GAO Repeats Its Call for a More Transparent, Consistent Selection for INFRA Grants
This week the U.S. Department of Transportation announced $856 million in new federal grants for transportation projects through its INFRA program. The program awards went to 20 projects across the country, providing critical funding to some of the nation’s most pressing infrastructure needs. According to statute, the grants should go toward highway and freight projects that are supposed to meet federal goals and demonstrate with economic analysis that they are some of the best infrastructure projects in the country.
At least that is how the process is supposed to work. A new report from the U.S. Government Accountability Office (GAO) again calls into question the transparency of the USDOT process, echoing earlier findings and recommendations from GAO and Eno.

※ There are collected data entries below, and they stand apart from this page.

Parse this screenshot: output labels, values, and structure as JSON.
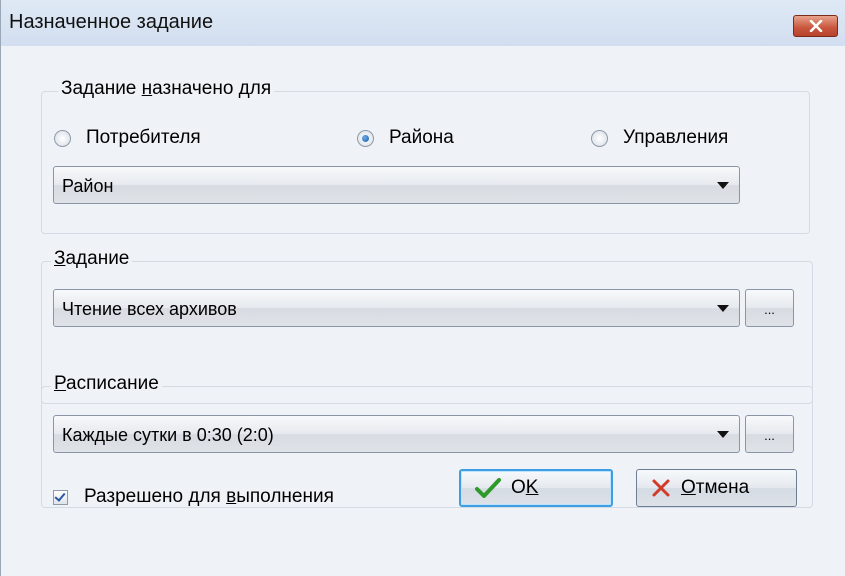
{
  "window": {
    "title": "Назначенное задание"
  },
  "assigned_for": {
    "label_pre": "Задание ",
    "label_accel": "н",
    "label_post": "азначено для",
    "options": [
      {
        "label": "Потребителя",
        "checked": false
      },
      {
        "label": "Района",
        "checked": true
      },
      {
        "label": "Управления",
        "checked": false
      }
    ],
    "select_value": "Район"
  },
  "task": {
    "label_accel": "З",
    "label_post": "адание",
    "select_value": "Чтение всех архивов",
    "browse_label": "..."
  },
  "schedule": {
    "label_accel": "Р",
    "label_post": "асписание",
    "select_value": "Каждые  сутки в 0:30 (2:0)",
    "browse_label": "..."
  },
  "enabled": {
    "label_pre": "Разрешено для ",
    "label_accel": "в",
    "label_post": "ыполнения",
    "checked": true
  },
  "buttons": {
    "ok_pre": "О",
    "ok_accel": "K",
    "cancel_accel": "О",
    "cancel_post": "тмена"
  },
  "icons": {
    "close": "close-icon",
    "ok": "checkmark-icon",
    "cancel": "cross-icon"
  },
  "colors": {
    "ok_check": "#2e9a2a",
    "cancel_cross": "#d23a2a",
    "close_button": "#c8553c"
  }
}
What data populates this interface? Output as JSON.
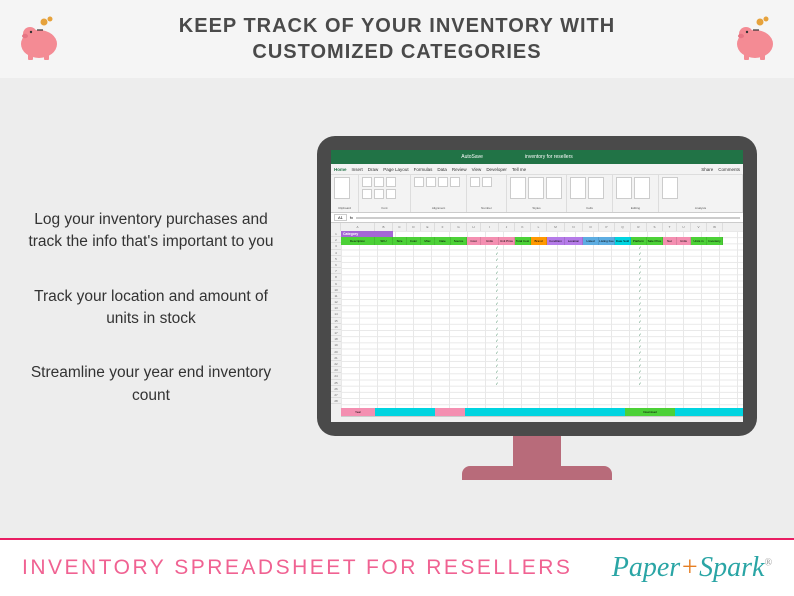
{
  "header": {
    "title_line1": "KEEP TRACK OF YOUR INVENTORY WITH",
    "title_line2": "CUSTOMIZED CATEGORIES"
  },
  "copy": {
    "p1": "Log your inventory purchases and track the info that's important to you",
    "p2": "Track your location and amount of units in stock",
    "p3": "Streamline your year end inventory count"
  },
  "excel": {
    "filename": "inventory for resellers",
    "autosave": "AutoSave",
    "menu": [
      "Home",
      "Insert",
      "Draw",
      "Page Layout",
      "Formulas",
      "Data",
      "Review",
      "View",
      "Developer",
      "Tell me"
    ],
    "share": "Share",
    "comments": "Comments",
    "ribbon_groups": [
      "Clipboard",
      "Font",
      "Alignment",
      "Number",
      "Styles",
      "Cells",
      "Editing",
      "Analysis"
    ],
    "cell_ref": "A1",
    "fx": "fx",
    "category_label": "Category",
    "headers": [
      "Description",
      "SKU",
      "Size",
      "Color",
      "Misc",
      "Date",
      "Source",
      "Cost",
      "Units Purchased",
      "Unit Price",
      "Total Cost",
      "Brand",
      "Condition",
      "Location",
      "Listed Price",
      "Listing Fee",
      "Date Sold",
      "Platform",
      "Sale Price",
      "Net",
      "Units Sold",
      "Units in Stock",
      "Inventory Cost"
    ],
    "bottom_labels": [
      "Year",
      "",
      "",
      "",
      "",
      "",
      "",
      "",
      "Download"
    ],
    "columns": [
      "A",
      "B",
      "C",
      "D",
      "E",
      "F",
      "G",
      "H",
      "I",
      "J",
      "K",
      "L",
      "M",
      "N",
      "O",
      "P",
      "Q",
      "R",
      "S",
      "T",
      "U",
      "V",
      "W",
      "X"
    ]
  },
  "footer": {
    "title": "INVENTORY SPREADSHEET FOR RESELLERS",
    "brand_paper": "Paper",
    "brand_plus": "+",
    "brand_spark": "Spark",
    "reg": "®"
  }
}
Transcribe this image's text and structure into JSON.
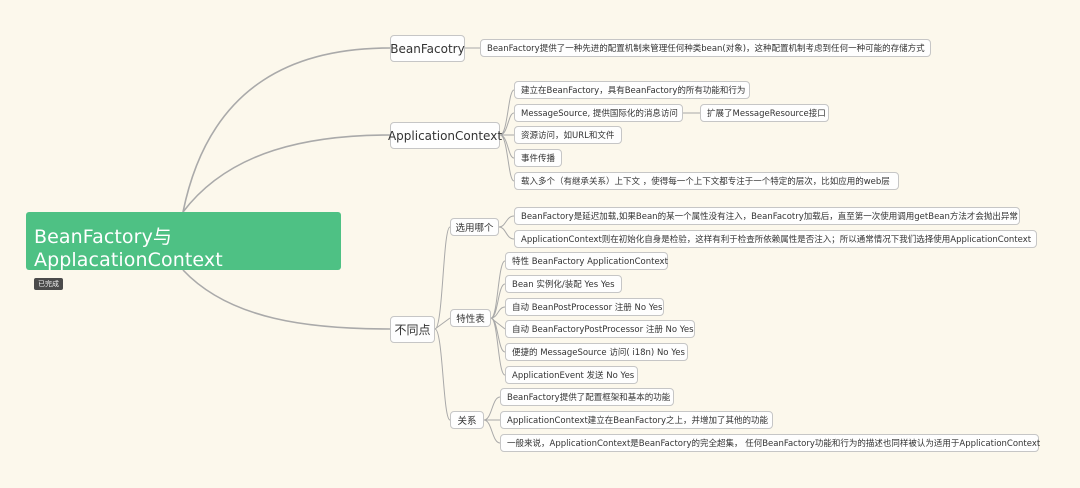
{
  "root": {
    "title": "BeanFactory与ApplacationContext",
    "tag": "已完成"
  },
  "beanfactory": {
    "label": "BeanFacotry",
    "desc": "BeanFactory提供了一种先进的配置机制来管理任何种类bean(对象)，这种配置机制考虑到任何一种可能的存储方式"
  },
  "appcontext": {
    "label": "ApplicationContext",
    "items": [
      "建立在BeanFactory，具有BeanFactory的所有功能和行为",
      "MessageSource, 提供国际化的消息访问",
      "资源访问，如URL和文件",
      "事件传播",
      "载入多个（有继承关系）上下文 ，使得每一个上下文都专注于一个特定的层次，比如应用的web层"
    ],
    "sub": "扩展了MessageResource接口"
  },
  "diff": {
    "label": "不同点",
    "choose": {
      "label": "选用哪个",
      "items": [
        "BeanFactory是延迟加载,如果Bean的某一个属性没有注入，BeanFacotry加载后，直至第一次使用调用getBean方法才会抛出异常",
        "ApplicationContext则在初始化自身是检验，这样有利于检查所依赖属性是否注入；所以通常情况下我们选择使用ApplicationContext"
      ]
    },
    "table": {
      "label": "特性表",
      "items": [
        "特性 BeanFactory ApplicationContext",
        "Bean 实例化/装配 Yes Yes",
        "自动 BeanPostProcessor 注册 No Yes",
        "自动 BeanFactoryPostProcessor 注册 No Yes",
        "便捷的 MessageSource 访问( i18n) No Yes",
        "ApplicationEvent 发送 No Yes"
      ]
    },
    "relation": {
      "label": "关系",
      "items": [
        "BeanFactory提供了配置框架和基本的功能",
        "ApplicationContext建立在BeanFactory之上，并增加了其他的功能",
        "一般来说，ApplicationContext是BeanFactory的完全超集， 任何BeanFactory功能和行为的描述也同样被认为适用于ApplicationContext"
      ]
    }
  }
}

The calls for increased transparency are longstanding and cross administrations. GAO released its first report and recommendations for discretionary grant programs in 2011, calling for consistent and transparent project evaluations. Eno released a similar report evaluating the TIGER program in 2012 that called for more transparency in decision making. Other reports from Eno, GAO, and others on discretionary grant programs at DOT reached similar conclusions. In this most recent report, frustrated GAO staff recommended that Congress impose more stringent requirements for transparency and process consistency, as their calls for USDOT to do so have been unsuccessful.
GAO describes the process that USDOT used to evaluate and select projects for the 2017/2018 series of funding (see graphic below). They highlight that some of the requirements for the process are in statute, such as specifics for rural and small project set-asides and funding allocated for non-highway projects. However, the legislative language is much less specific with its direction for selection criteria. The law states that projects “will be cost-effective” and will contribute to national goals but does not specify a mechanism for calculating cost-effectiveness nor a way to evaluate how these criteria fit within the selection framework. Unfortunately, the opacity of the process does not allow for GAO or others to truly understand how the final selection occurs.
The GAO did a good job of pointing out the lack of transparency and consistency in the DOT selection process. But it is equally important to highlight why such features are so important to a federal program.
A transparent and consistent process results in better projects
Labor groups, businesses, engineers, and transportation users all call for more federal investment in infrastructure. Without substantial new revenues, the federal government, states, and localities must target their resources to the most effective projects. However, GAO found that USDOT evaluators had very low confidence in the benefit-cost ratios of 14 of the 26 awarded projects in the 2017/2018 period. Of these low-confidence projects, 11 had benefit-cost ratios between 1.0 and 1.5, meaning the projects easily could have costs greater than benefits. For example:
…a technical reviewer noted, “… we conclude that the benefits of this project are reasonably likely to exceed its costs, though the case is very marginal and highly uncertain, as even a small change in some of the key assumptions and parameters could result in a negative finding.”
In fact, two of the small projects that received awards had benefit-cost ratios of less than 1.0. Awarding millions of dollars to projects whose costs may outweigh their benefits does not mesh with the growing need for funding. GAO was not able to answer why U.S. DOT did not select another project out of the 258 applicants that were more qualified. If infrastructure is going to improve, we must target limited resources to only the best of projects.
A transparent and consistent process results in improved projects
GAO not only highlighted a sub-par process, but also noted problems with giving feedback to project sponsors to improve their current and future applications. As they found:
“… reviewers noted that additional information could help them determine whether a project met the statutory requirements (such as whether the project was cost-effective) but less than half of the projects had the chance to provide such information.”
Some proposed projects are simply bad projects and do not deserve federal funds. Others could be good projects but need to improve design or outcomes to meet clear federal criteria. Without a transparent process and full disclosure of how a project scored, project sponsors do not have the ability to assess opportunities for improvement to make their proposals worthy of federal assistance.
A transparent and consistent process builds trust in the program
The BUILD (formerly TIGER) program has lasted a remarkable 9 years since it first received funding, and INFRA (formerly FASTLANE) is authorized for the entire 5 years of the FAST Act. These types of programs represent a significant potential for infusing analysis and data to back funding decisions at the federal level. But if project sponsors, states, and members of Congress grow frustrated with what they see as an opaque and unfair process, they will lose faith in the program and its political support will decline.
While transparency invites increased criticism from project applicants, stakeholders, and members of Congress, this criticism can be used to refine and improve the project selection process, resulting in better projects and better outcomes for limited federal dollars.